Sur les réseaux sociaux, la randonnée et le trail sont de plus en plus mis en scène comme des univers lisses, stylisés, presque glamour. On ne montre plus seulement une sortie en montagne : on montre une identité, un personnage, une narration visuelle.

Le phénomène n’est pas nouveau, mais il s’accélère. Certaines figures virales incarnent cette dérive jusqu’à la caricature, au point d’être surnommées “Barbie du trail” ou “princesse du PCT”. Derrière les tenues impeccables, les tutoriels beauté au bivouac et les vidéos calibrées pour capter l’attention, il y a souvent un message implicite très puissant :

“Si c’est joli, fun et inspirant à regarder, alors c’est probablement accessible.”

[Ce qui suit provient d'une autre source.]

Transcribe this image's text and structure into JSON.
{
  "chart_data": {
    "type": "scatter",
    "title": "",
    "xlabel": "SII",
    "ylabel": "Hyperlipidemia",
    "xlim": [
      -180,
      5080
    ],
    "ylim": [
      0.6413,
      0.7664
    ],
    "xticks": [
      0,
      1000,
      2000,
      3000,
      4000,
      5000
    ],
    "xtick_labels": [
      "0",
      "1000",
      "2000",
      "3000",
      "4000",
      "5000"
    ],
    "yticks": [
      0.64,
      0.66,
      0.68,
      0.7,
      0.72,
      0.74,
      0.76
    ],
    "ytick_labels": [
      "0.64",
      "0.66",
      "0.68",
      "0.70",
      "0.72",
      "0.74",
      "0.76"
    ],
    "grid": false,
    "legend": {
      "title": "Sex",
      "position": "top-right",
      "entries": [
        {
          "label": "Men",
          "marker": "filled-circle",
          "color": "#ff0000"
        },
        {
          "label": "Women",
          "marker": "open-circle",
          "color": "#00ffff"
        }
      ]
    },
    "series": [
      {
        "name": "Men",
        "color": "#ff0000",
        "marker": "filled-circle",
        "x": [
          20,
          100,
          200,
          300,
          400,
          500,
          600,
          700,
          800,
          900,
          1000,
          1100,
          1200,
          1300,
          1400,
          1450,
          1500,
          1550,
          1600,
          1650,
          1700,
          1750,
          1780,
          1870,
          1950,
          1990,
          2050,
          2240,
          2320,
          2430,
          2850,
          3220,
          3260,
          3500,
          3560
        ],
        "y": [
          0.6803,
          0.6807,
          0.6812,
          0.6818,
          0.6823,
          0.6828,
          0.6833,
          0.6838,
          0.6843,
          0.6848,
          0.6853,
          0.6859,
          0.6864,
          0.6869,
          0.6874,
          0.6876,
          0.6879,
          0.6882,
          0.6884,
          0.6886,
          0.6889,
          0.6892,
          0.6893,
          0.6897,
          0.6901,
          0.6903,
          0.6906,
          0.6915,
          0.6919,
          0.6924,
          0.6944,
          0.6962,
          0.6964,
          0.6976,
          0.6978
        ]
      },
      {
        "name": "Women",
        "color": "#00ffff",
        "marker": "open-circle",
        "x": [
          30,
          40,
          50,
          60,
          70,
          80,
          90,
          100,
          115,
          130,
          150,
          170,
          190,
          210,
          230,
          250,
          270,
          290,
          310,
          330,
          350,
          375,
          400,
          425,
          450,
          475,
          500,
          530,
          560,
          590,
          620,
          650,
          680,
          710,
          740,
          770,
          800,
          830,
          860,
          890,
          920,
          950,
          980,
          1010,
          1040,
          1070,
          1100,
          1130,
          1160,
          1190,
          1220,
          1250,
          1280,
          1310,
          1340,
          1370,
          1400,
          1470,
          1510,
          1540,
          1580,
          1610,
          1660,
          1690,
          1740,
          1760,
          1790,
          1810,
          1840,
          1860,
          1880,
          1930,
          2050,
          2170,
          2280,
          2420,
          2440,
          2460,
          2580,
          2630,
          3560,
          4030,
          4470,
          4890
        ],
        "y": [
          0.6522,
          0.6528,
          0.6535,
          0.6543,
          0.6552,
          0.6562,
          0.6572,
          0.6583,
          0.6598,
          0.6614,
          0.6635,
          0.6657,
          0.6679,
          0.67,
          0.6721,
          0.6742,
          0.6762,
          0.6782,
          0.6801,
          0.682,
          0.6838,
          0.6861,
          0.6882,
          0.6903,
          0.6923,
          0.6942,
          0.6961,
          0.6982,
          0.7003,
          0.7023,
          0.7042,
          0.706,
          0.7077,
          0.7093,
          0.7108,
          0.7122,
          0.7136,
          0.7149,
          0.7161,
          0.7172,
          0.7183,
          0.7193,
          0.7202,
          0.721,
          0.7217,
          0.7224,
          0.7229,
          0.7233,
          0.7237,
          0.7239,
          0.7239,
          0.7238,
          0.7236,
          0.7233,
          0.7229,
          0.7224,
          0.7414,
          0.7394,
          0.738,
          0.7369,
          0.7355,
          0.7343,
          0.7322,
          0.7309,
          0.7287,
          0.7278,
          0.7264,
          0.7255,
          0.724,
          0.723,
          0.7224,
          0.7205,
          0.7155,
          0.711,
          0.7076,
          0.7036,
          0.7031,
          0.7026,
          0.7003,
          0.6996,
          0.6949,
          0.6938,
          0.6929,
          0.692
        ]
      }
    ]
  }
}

Et c’est là que le piège commence.

Le problème, ce n’est pas le rose, le maquillage ou le style

Je le dis clairement : s’aimer, se mettre en valeur, avoir un univers visuel fort, ce n’est pas le sujet. On peut aimer la montagne, se maquiller, porter du flashy, filmer ses aventures et être parfaitement compétent.

Le vrai problème, c’est quand l’esthétique prend le dessus sur la culture du milieu :

  • on banalise l’altitude ;
  • on sous-estime la météo ;
  • on transforme un itinéraire engagé en balade photogénique ;
  • on fait croire qu’un sommet se “tente” comme on improvise un spot coucher de soleil.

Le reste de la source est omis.